Thursday, June 21, 2012

More on the Anthropic Principle

From a comment I made at Overcoming Bias, elaborated a bit:
Assume you have a display that reads "9", and a button that can be pushed to display a number; the only information you have is that the button was pushed at least once, pushing the button is the only way to change the display, and that the current display is "9".  What is the likelihood that, if pressed, it will display "9"?
You can assume 9 is possible.  That's it.  The problem you are solving asserts that 9 is currently the case; you don't know if it was pressed once or a billion times or a billion to the power of a billion times.  Because 9 is a given, it provides absolutely -no- information about the probability of 9 actually displaying, -except- that 9 is currently the case; for all you know, somebody who lived forever and really liked the number 9 pressed that button until it came up.  Every time you press the button yourself provides meaningful information about the display; the value it displayed when you came upon the display is meaningless.

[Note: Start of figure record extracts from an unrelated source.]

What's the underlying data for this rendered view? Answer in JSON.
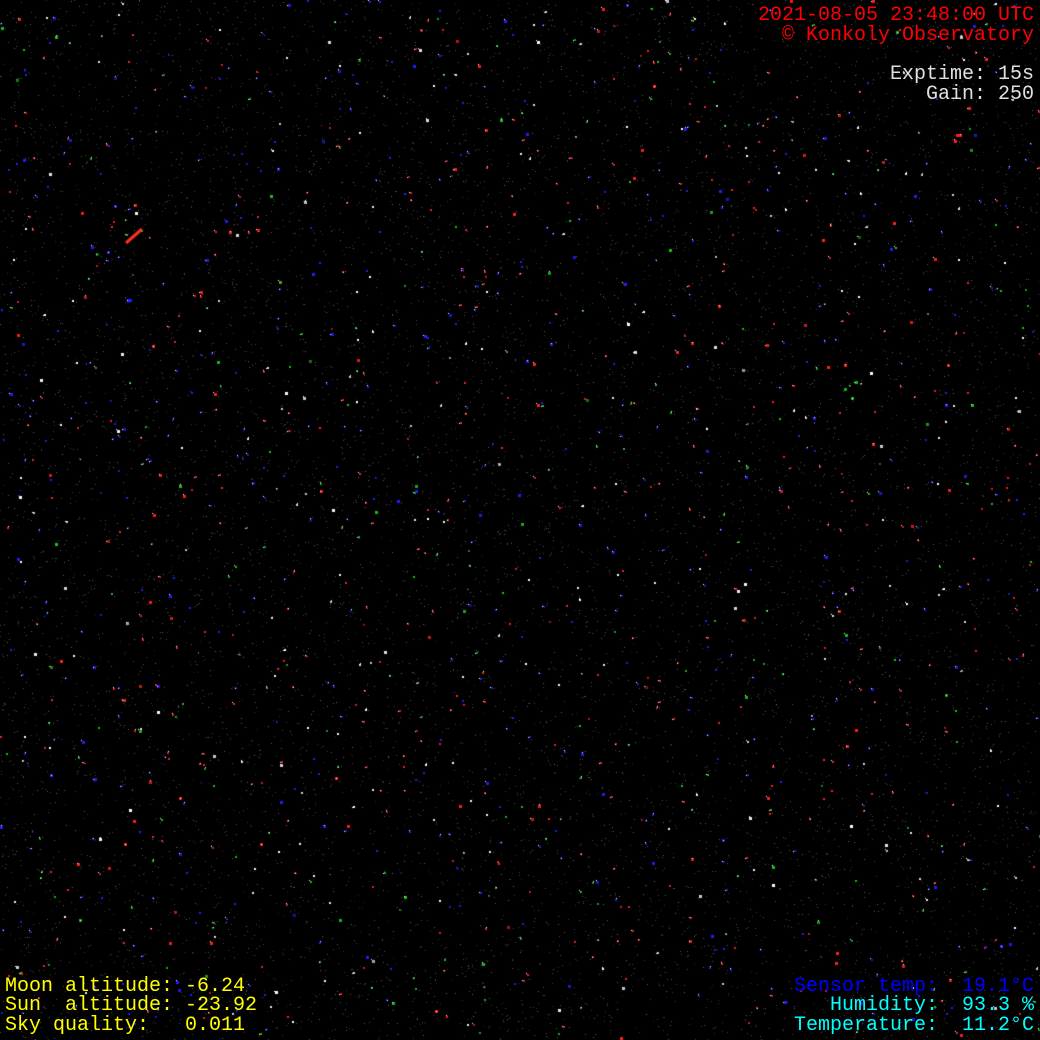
{
  "header": {
    "timestamp": "2021-08-05 23:48:00 UTC",
    "copyright": "© Konkoly Observatory",
    "exptime": "Exptime: 15s",
    "gain": "Gain: 250"
  },
  "bottom_left": {
    "moon_altitude": "Moon altitude: -6.24",
    "sun_altitude": "Sun  altitude: -23.92",
    "sky_quality": "Sky quality:   0.011"
  },
  "bottom_right": {
    "sensor_temp": "Sensor temp:  19.1°C",
    "humidity": "Humidity:  93.3 %",
    "temperature": "Temperature:  11.2°C"
  },
  "colors": {
    "header_text": "#ff0000",
    "camera_text": "#e0e0e0",
    "astro_text": "#ffff00",
    "sensor_text": "#0000ff",
    "weather_text": "#00ffff",
    "background": "#000000"
  }
}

The Anthropic Principle isn't a meaningless tautology, nor is it a fallacy.  It's recognizing that our existence is the equivalent of a display with the number 9, and a button.  The number 9 - our existence - is a given.  We cannot assign any probability to anything to do with our existence on the basis of our existence; it is part of the problem definition, NOT part of the information set pertaining to the problem.
It is a prior with a value of 1.0 - a prior which is guaranteed.  What are the odds of an individual in our problem scenario coming upon the display with the value "9"?  100%.  We've defined the problem so that this is the case within our scenario.
Similarly, the Anthropic Principle states that, for any condition necessary to our existence, the probability of that condition being the case in the universe we are examining the problem of the likelihood of our own existence in is 100% - we exist to examine the problem, therefore the condition must be true.  We're part of the problem definition; we add no information in terms of solving the problem, except to rule out 0% as part of the distribution.
The important thing in the relationship between these two is that the null hypothesis for the original display has a likelihood of 0%.  The null hypothesis of the Anthropic Principle contradicts itself; what would I assign to be the likelihood of my own existence, if I didn't exist?  This means it -is- a tautology - but a meaningful one.  A tautology is a statement which is implicitly true - either because it defines itself to be true "This statement is true", or because the null hypothesis is impossible "This statement is false".  It is important to remember that not all tautologies are fallacies.